RAC seat for Clovechok
The B.C. government has formed the Rural Advisory Council, where the needs of small communities are brought to the table
The function of British Columbia’s newly formed Rural Advisory Council (RAC), is described on the gov.bc.ca website as follows: “The council offers a strong new voice for rural citizens, ensuring that rural British Columbians have regular and meaningful input to government policy decisions on how to best support rural prosperity and thriving rural communities across B.C.”
In case you missed it, the focus of the council is on rural matters. Susan Clovechok, executive director of the Columbia Valley Chamber of Commerce, applied for a position on this new council and is now one of its 14 members. The council’s structure provides for continuity, with some members serving a one-year term and some serving a two-year term. The council is so new that at the time of our conversation with Clovechok, the first meeting of the group had not yet been held.
“I applied because in our area, the Columbia Valley, we don’t have an economic development officer or any single body responsible for community development or economic development, and I felt we were under-represented and may be missing opportunities,” Clovechok said.
“I believe that it’s important to grow our communities and have economic development in a way that allows our communities to maintain the characteristics that made us want to live here in the first place. We want to create opportunities that will allow our young people to remain here or return here to work. That’s why I applied.”

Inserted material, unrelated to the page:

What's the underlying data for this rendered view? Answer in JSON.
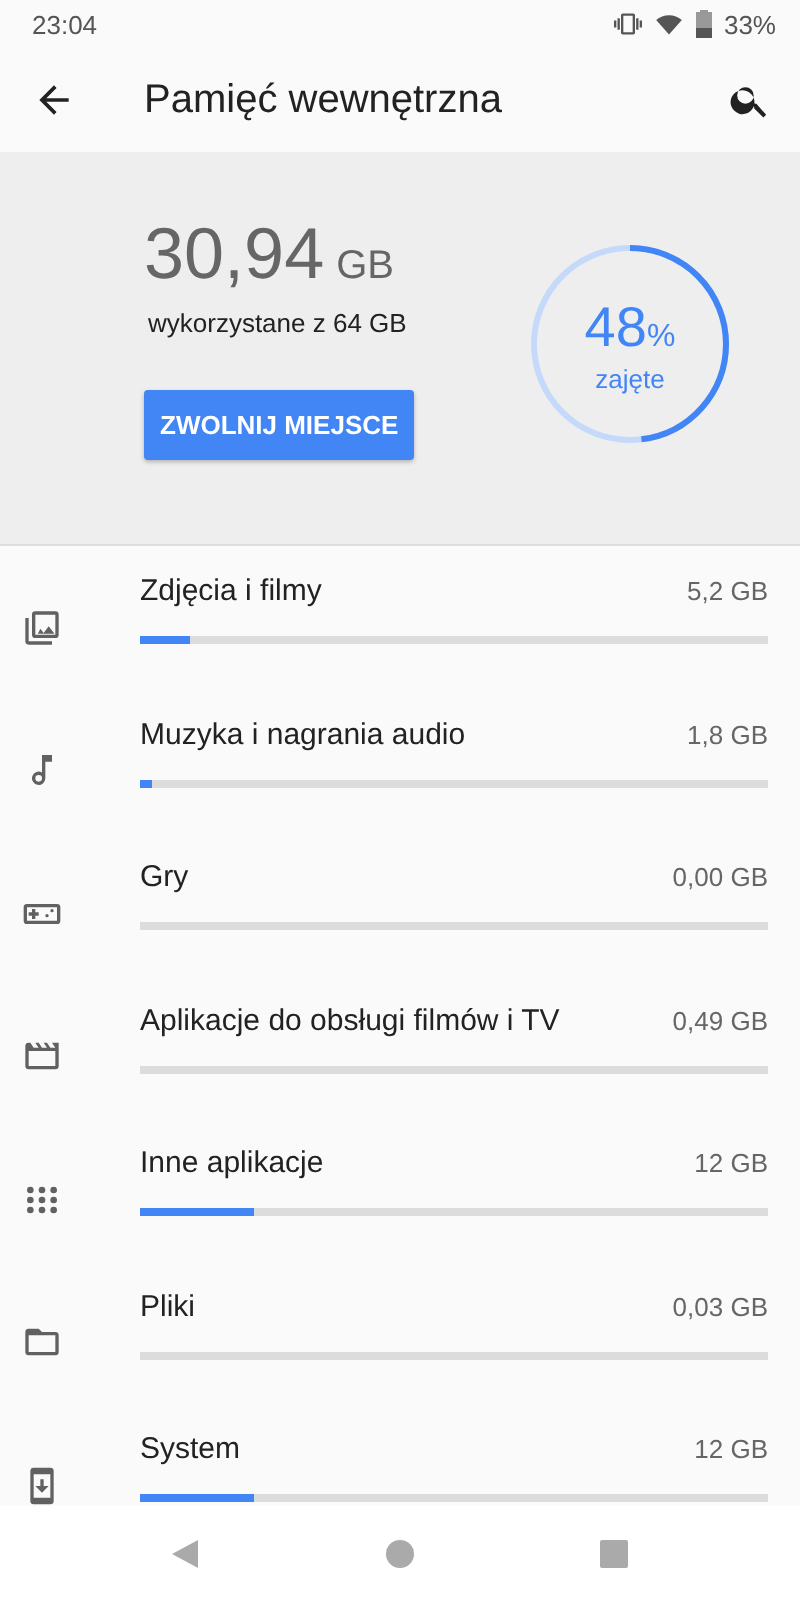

Clovechok’s background includes sales and marketing and training and development, making her well prepared to work in economic development. “I felt I had some skills to bring to the table,” she said, “and I certainly have a passion for the Columbia Valley. I believe we can grow our rural economy in a responsible way, and I’d like to be involved in that.”
Clovechok made it clear that the council will be providing advice to the government on policy development, but will not be making policy. It will provide input to the government to arrive at policy decisions that best support rural communities, while understanding the government’s need to control spending and ensure an overall balanced budget.
“I’m honoured to be representing the East Kootenay, and looking forward to getting started with the committee,” said Clovechok. “I’m excited about what I can learn, what I can contribute and what I can bring back into our communities.”